Rebekah Brooks was on a list of journalists believed to have requested information from a private detective who was later convicted of illegally “blagging” private information, it has emerged.
The list of 115 journalists was drawn up by the Information Commissioner’s Office from information seized in 2003 from a raid on the home of private detective Steve Whittamore.
The journalists on the lists are not necessarily believed to have done anything wrong or illegal.
The raid was part of Operation Motorman, an investigation by the ICO into allegations of offences under the Data Protection Act by journalists.
The investigation found that Whittamore had been illegally “blagging” personal information. He later pleaded guilty to “conspiring to commit misconduct in public office”.
Ms Brooks, was recently appointed as executive of News UK, is listed under her maiden name Rebekah Wade among the ICO’s published names of 115 journalists, taken from a wider list that includes 305 individuals.
Others on the list, which also names the publication journalists worked for during the time-frame of the Motorman investigation, include the former features editor of the News of the World, Jules Stenson. He received a suspended sentence earlier this year after pleading guilty to a conspiracy to illegally access voicemails.
The Observer’s Martin Bright, who later became the political editor of the New Statesman, and Ian Bain, now at the Guardian, are both named. Tom Newton Dunn, a former Mirror journalist, now the Sun’s political editor, is also listed.
A tribunal ordered the list to be disclosed by the ICO in August, which argued against its release. It has since been posted on the Information Rights and Wrongs blog.
Mr Whittamore helped some journalists obtain information such as car registration and phone numbers from both private and public sources.

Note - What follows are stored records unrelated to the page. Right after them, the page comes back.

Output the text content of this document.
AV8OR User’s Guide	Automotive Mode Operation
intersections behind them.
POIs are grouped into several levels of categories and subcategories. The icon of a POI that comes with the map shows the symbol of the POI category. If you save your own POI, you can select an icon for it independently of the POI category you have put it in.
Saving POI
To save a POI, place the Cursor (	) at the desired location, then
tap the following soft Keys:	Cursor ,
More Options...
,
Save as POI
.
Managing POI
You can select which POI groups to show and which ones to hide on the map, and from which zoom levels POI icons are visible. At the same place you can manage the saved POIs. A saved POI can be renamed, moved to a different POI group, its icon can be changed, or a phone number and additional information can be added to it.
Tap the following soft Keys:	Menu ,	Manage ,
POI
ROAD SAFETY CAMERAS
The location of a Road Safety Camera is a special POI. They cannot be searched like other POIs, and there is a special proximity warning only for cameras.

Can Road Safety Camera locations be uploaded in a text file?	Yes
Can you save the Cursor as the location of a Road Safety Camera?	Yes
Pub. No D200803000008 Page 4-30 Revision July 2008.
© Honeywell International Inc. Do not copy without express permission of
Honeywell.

In 2010 the former private investigator told the BBC in an interview that he had been used as a “fall guy” by journalists, describing himself as “Oliver to the press’s Fagin”.
Ms Brooks has always denied knowledge of phone hacking that went on while she was a newspaper editor.
A News UK spokesman said: “All the issues around Operation Motorman have been thoroughly investigated by the police, the Information Commissioner’s Office, parliament and the Leveson inquiry.
“The information commissioner himself stated in a 2010 decision notice that ‘not all the journalists whose names are held were necessarily involved in unlawful activity’. At News UK, the use of search agents or private investigators is tightly monitored and regulated.”